Pakistani foreign ministry officials hauled in the acting United States ambassador to register a protest after Mr Trump launched a diatribe against Pakistan's alleged double dealing in hiding Osama bin Laden.
Mr Trump's comments in a weekend television interview ignited a Twitter exchange with Pakistan's prime minister, Imran Khan, who said the US leader needed a history lesson and was blaming his country for American failures.
By Tuesday the row overshadowed a key plank of US foreign policy, as Islamabad appeared to say it could withdraw support for any Afghan peace deal with the Taliban.
Pakistan's support is seen as crucial to fostering negotiations, with US officials believing it retains sway over the militants after supporting them and providing safe havens for years.
Mr Trump's comments that Pakistan knew bin Laden was hiding in Abbottabad and had not “done a damn thing” to help America while receiving billions of aid caused outcry.
A Pakistan government statement said the turbulent allies were “working in close coordination with other regional stake holders in order to end the prolonged conflict [in Afghanistan].
“At this critical juncture, baseless allegations about a closed chapter of history could seriously undermine this vital cooperation.”
The foreign ministry said Mr Trump's “baseless rhetoric about Pakistan was totally unacceptable”.
Tehmina Janjua, Pakistan's foreign secretary, said.: “No other country had paid a heavier price than Pakistan in the fight against terrorism.”
The US leader had told a Fox News interview that the world's most wanted terrorist had been living “beautifully” in “what I guess they considered a nice mansion" before he was killed in a 2011 special forces raid.
“But living in Pakistan right next to the military academy, everybody in Pakistan knew [bin Laden] was there."
"And we give Pakistan $1.3 billion a year...[bin Laden] lived in Pakistan, we're supporting Pakistan, we're giving them $1.3 billion a year. I ended it because they don't do anything for us, they don't do a damn thing for us."
Imran Khan hit back at “Trump’s false assertions” saying they added insult to injury after the death toll and economic loss Pakistan had suffered while backing American foreign policy.
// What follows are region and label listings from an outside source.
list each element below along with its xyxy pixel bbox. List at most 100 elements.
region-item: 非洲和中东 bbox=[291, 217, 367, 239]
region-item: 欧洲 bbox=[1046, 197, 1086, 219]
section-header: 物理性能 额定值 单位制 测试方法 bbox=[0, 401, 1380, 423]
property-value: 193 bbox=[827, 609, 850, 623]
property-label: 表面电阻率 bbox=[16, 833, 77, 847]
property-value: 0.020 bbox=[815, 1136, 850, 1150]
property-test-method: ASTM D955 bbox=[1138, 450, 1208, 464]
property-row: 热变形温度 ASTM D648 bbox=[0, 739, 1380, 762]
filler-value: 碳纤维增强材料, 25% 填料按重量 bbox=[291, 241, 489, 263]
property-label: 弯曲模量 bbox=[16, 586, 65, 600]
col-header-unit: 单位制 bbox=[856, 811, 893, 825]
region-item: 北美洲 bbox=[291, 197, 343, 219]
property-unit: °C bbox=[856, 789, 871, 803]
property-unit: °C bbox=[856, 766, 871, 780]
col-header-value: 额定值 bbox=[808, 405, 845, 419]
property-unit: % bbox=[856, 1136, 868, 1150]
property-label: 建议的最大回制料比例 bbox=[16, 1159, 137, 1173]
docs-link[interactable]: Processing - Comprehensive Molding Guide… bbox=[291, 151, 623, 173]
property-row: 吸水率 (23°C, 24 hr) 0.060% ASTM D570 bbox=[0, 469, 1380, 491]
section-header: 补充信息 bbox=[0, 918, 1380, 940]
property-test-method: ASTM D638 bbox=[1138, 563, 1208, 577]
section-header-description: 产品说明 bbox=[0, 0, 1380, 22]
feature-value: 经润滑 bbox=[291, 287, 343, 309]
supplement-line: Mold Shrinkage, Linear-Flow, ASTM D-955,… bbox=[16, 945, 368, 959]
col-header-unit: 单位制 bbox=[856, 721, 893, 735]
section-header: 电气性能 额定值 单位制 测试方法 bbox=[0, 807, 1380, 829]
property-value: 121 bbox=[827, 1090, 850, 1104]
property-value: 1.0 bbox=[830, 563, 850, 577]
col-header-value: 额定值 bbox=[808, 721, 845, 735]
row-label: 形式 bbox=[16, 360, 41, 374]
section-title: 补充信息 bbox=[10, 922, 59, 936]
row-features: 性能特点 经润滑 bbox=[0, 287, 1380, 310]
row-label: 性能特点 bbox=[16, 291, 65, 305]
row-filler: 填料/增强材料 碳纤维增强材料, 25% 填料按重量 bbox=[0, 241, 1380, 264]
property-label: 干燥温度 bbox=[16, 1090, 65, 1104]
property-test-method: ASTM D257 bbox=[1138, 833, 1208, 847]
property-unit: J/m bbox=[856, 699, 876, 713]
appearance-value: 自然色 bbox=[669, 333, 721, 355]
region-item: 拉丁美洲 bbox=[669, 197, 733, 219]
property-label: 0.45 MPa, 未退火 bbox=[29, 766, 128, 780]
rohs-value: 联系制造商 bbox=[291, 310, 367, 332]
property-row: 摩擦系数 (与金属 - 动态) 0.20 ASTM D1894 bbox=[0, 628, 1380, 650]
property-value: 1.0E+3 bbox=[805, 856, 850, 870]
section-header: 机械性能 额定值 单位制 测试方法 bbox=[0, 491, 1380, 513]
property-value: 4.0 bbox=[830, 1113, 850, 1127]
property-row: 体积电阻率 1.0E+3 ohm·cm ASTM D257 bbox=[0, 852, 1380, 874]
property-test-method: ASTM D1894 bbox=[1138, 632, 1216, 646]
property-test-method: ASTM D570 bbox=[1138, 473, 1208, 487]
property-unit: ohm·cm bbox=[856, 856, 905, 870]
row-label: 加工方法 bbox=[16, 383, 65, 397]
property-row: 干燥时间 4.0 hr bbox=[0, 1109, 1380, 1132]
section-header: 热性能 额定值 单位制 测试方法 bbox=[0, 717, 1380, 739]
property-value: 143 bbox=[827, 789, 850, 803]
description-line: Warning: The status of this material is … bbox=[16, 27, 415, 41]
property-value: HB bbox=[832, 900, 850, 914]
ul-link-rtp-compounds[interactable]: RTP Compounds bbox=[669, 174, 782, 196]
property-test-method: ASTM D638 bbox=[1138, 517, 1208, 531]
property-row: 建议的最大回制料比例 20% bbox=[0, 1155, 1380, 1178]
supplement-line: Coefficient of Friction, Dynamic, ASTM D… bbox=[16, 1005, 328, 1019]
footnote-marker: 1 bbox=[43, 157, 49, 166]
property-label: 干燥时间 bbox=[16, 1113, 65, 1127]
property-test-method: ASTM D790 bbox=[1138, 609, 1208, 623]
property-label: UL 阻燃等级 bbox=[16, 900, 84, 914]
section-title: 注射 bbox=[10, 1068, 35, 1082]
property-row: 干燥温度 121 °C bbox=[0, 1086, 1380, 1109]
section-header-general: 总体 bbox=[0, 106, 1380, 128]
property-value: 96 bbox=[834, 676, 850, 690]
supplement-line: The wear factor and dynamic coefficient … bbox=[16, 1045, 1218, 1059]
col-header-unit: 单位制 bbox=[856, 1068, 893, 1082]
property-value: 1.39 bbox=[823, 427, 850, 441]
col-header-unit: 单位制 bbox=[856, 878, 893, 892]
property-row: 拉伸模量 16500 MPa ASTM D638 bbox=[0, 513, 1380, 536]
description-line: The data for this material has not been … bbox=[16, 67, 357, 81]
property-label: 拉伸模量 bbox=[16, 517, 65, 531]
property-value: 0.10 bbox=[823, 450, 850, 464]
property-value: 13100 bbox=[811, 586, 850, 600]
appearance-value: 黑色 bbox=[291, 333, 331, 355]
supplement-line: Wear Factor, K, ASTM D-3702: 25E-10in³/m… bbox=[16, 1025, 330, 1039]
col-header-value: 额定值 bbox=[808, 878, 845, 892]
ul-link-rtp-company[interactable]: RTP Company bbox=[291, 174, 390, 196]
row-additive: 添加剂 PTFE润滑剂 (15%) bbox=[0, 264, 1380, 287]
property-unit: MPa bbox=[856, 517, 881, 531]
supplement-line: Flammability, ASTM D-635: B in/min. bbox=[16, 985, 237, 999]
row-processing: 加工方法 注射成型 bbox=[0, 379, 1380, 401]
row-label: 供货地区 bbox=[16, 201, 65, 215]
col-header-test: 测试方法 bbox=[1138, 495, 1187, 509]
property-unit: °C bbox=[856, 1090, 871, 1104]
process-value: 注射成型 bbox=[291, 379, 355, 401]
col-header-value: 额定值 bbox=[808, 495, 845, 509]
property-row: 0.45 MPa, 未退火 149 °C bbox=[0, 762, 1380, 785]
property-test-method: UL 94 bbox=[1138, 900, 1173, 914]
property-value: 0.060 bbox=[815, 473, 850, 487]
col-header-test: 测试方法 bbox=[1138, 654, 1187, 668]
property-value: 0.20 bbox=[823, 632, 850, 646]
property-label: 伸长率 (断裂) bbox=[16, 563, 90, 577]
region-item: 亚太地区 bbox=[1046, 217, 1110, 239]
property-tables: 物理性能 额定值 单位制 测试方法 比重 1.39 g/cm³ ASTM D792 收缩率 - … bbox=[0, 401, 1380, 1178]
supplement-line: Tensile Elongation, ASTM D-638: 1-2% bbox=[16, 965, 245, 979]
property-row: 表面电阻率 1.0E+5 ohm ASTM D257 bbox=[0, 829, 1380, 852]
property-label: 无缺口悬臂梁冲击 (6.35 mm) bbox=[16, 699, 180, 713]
“He needs to be informed about historical facts. Pakistan has suffered enough fighting the US's war. Now we will do what is best for our people and our interests,” the former cricketer said.
Frustrated by a lack of progress in Afghanistan and the high cost of its longest ever war, America has attempted to kick start a fledgling peace process this year. But several rounds of contacts between US and Taliban officials are not thought to have yet gone beyond early “talks about talks”.
One Western official told The National that diplomats trying to get negotiations going had long spoken of living under a “Tweet of Damocles” as they awaited an outburst from Mr Trump that could derail sensitive talks.